De Minimis 1099 Safe Harbor
The PATH Act also includes a safe harbor for de minimis errors on information returns, payee statements, and withholding. Generally, failure to include all the required information on an information return is subject to penalty. The PATH act creates a de minimis safe harbor of $100 ($25 for withholding). Accordingly, an error on the information return does not need to be corrected if the error for any single amount does not exceed $100 ($25 for withholding). However, the failure to file a correct information return and the penalty for failure to furnish a correct payee statement continue to apply if the payee statement recipient requests a corrected statement.
New Income Tax Return Due Dates
On July 31, 2015, President Obama Signed into law the Surface Transportation and Veterans Health Care Choice Improvement Act. This Act changed the due dates for some income tax returns affecting the 2017 filing season.

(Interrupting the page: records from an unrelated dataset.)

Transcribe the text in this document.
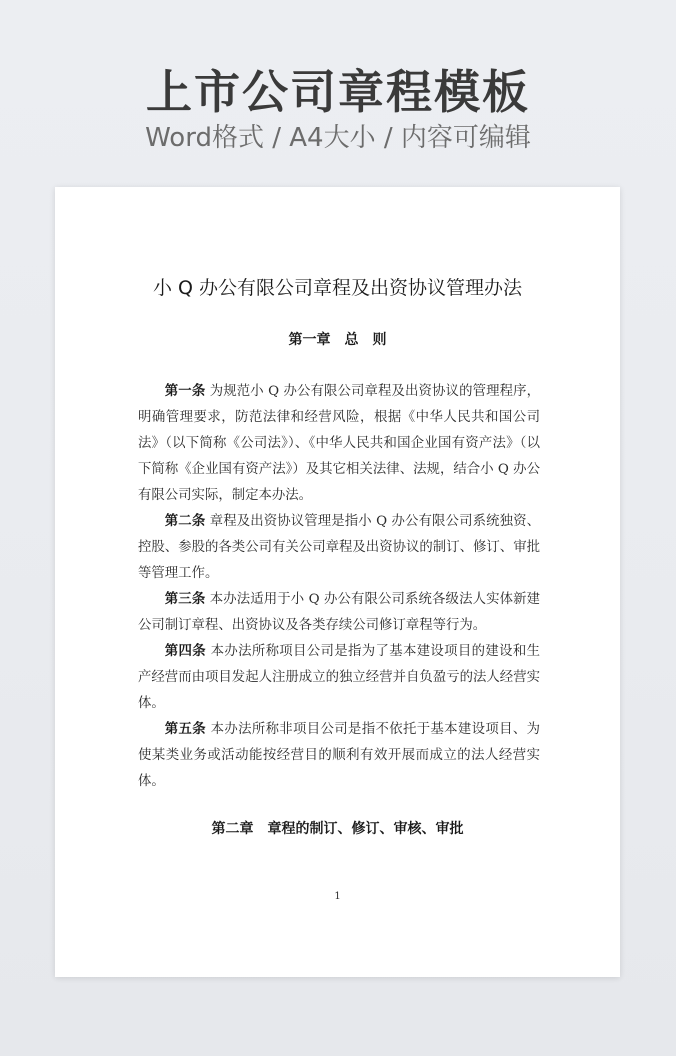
上市公司章程模板
Word格式 / A4大小 / 内容可编辑
小 Q 办公有限公司章程及出资协议管理办法
第一章　总　则

第一条 为规范小 Q 办公有限公司章程及出资协议的管理程序，明确管理要求，防范法律和经营风险，根据《中华人民共和国公司法》（以下简称《公司法》）、《中华人民共和国企业国有资产法》（以下简称《企业国有资产法》）及其它相关法律、法规，结合小 Q 办公有限公司实际，制定本办法。

第二条 章程及出资协议管理是指小 Q 办公有限公司系统独资、控股、参股的各类公司有关公司章程及出资协议的制订、修订、审批等管理工作。

第三条 本办法适用于小 Q 办公有限公司系统各级法人实体新建公司制订章程、出资协议及各类存续公司修订章程等行为。

第四条 本办法所称项目公司是指为了基本建设项目的建设和生产经营而由项目发起人注册成立的独立经营并自负盈亏的法人经营实体。

第五条 本办法所称非项目公司是指不依托于基本建设项目、为使某类业务或活动能按经营目的顺利有效开展而成立的法人经营实体。

第二章　章程的制订、修订、审核、审批
1
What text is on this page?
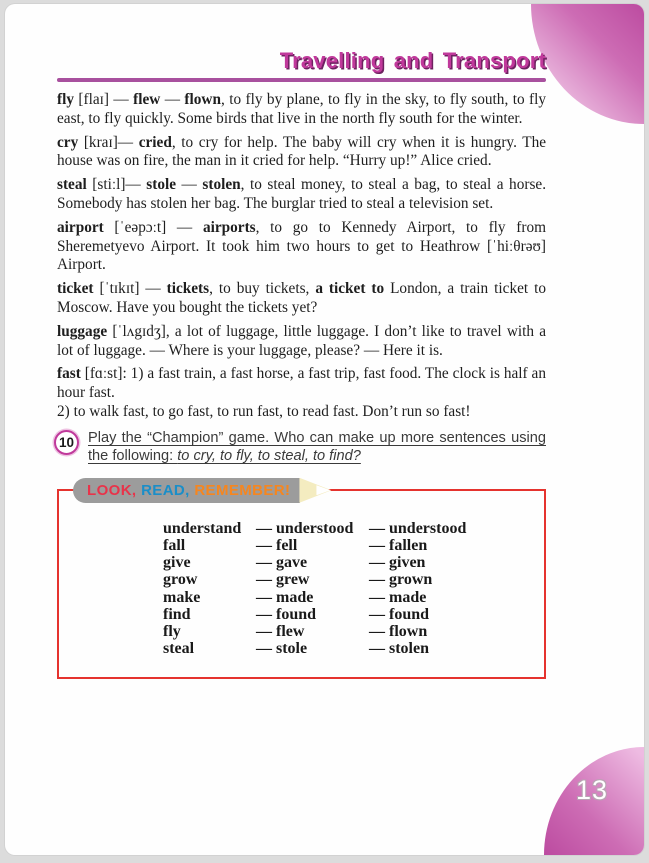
13
Travelling and Transport

fly [flaɪ] — flew — flown, to fly by plane, to fly in the sky, to fly south, to fly east, to fly quickly. Some birds that live in the north fly south for the winter.

cry [kraɪ]— cried, to cry for help. The baby will cry when it is hungry. The house was on fire, the man in it cried for help. “Hurry up!” Alice cried.

steal [stiːl]— stole — stolen, to steal money, to steal a bag, to steal a horse. Somebody has stolen her bag. The burglar tried to steal a television set.

airport [ˈeəpɔːt] — airports, to go to Kennedy Airport, to fly from Sheremetyevo Airport. It took him two hours to get to Heathrow [ˈhiːθrəʊ] Airport.

ticket [ˈtɪkɪt] — tickets, to buy tickets, a ticket to London, a train ticket to Moscow. Have you bought the tickets yet?

luggage [ˈlʌgɪdʒ], a lot of luggage, little luggage. I don’t like to travel with a lot of luggage. — Where is your luggage, please? — Here it is.

fast [fɑːst]: 1) a fast train, a fast horse, a fast trip, fast food. The clock is half an hour fast.
2) to walk fast, to go fast, to run fast, to read fast. Don’t run so fast!

10 Play the “Champion” game. Who can make up more sentences using the following: to cry, to fly, to steal, to find?
LOOK, READ, REMEMBER!
understand — understood — understood
fall	— fell	— fallen
give	— gave	— given
grow	— grew	— grown
make	— made	— made
find	— found	— found
fly	— flew	— flown
steal	— stole	— stolen
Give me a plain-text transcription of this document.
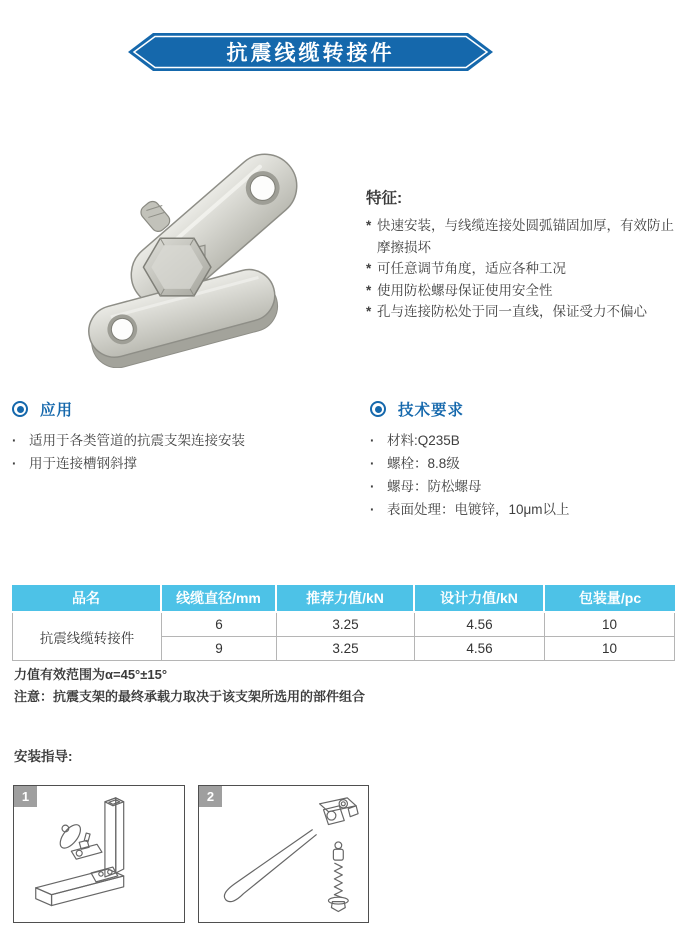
抗震线缆转接件
特征:
* 快速安装，与线缆连接处圆弧锚固加厚，有效防止摩擦损坏
* 可任意调节角度，适应各种工况
* 使用防松螺母保证使用安全性
* 孔与连接防松处于同一直线，保证受力不偏心
应用
· 适用于各类管道的抗震支架连接安装
· 用于连接槽钢斜撑
技术要求
· 材料:Q235B
· 螺栓：8.8级
· 螺母：防松螺母
· 表面处理：电镀锌，10μm以上
品名	线缆直径/mm	推荐力值/kN	设计力值/kN	包装量/pc
抗震线缆转接件	6	3.25	4.56	10
	9	3.25	4.56	10
力值有效范围为α=45°±15°
注意：抗震支架的最终承载力取决于该支架所选用的部件组合
安装指导:
1	2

Here are the highlights:
1065 Partnership Returns –*Change* – Previously, the due date was April 15 with an extended due date of September 15. Now, the due date will be March 15 with a September 15 extended due date.
1120S S-Corporation Returns – *No Change* – The due date remains March 15 with an extended due date of September 15.
1041 Trust and Estate Returns –*Change* – Previously, the original due date was April 15 with an extended due date of September 15. Now, the original due date is still April 15, but the extended due date is pushed back to September 30.
1120 (C-Corporations) –*Quirky Changes* – This is where it gets tricky.
Calendar Year C-Corps (December 31 Year End) – Previously, the original due date was March 15 with an extended due date of September 15. Now, the original due date is April 15 with an extended due date of September 15. *But* – After December 31, 2025, the extended due date will be October 15.
Fiscal Year C-Corps with a June 30 Year End – Previously, the original due date was the 15th day of the third month following the close of the fiscal year (i.e., September 15). Now, the original due date will continue to be the 15th day of the third month following the close of the fiscal year, but beginning with fiscal years beginning after December 31, 2025, the original due date will be the 15th day of the 4th month following the end of the fiscal year. So, this change will occur when these filers end their fiscal year on June 30, 2027 (Their first fiscal year beginning after December 31, 2025 will begin on July 1, 2026). The extended due dates will be 7 months after the original due date for Fiscal Year Ends before June 30, 2027. For Fiscal Year Ends after June 30, 2027, the extended due date is 6 months after the original due date.
Fiscal Year C-Corps with Other than June 30 Year End – If the fiscal year begins before December 31, 2015, then the corporation’s original due date is the 3rd month following the close of the fiscal year. If the fiscal year begins after December 31, 2015, then the original due date is the 4th month following the close of the fiscal year. So, a corporation that ended their fiscal year on August 30th, 2016, will have an original due date of November 15, 2016. Next year, however, the due date will be December 15, 2017. The extended due date will be 6 months after the original due date.
Why the quirkiness? Well, Congress wanted the changes to be revenue neutral. The government works on a September 30 fiscal year end, so the government wanted to be able to accrue some tax revenue.
1040 Individual returns –*Change* – These returns are still due April 15 with an extended due date of October 15.
FinCEN 114 (Foreign Bank Account) –*Change* – Previously these were due June 30th with no extension. Now they are due April 15 with an extended due date of October 15.
Overall, I like the new changes. There is a more logical flow, and incorporating FinCEN 114 into the 1040 filing process is going to make these returns much more manageable. Of course, there will be a learning curve both for clients and practitioners.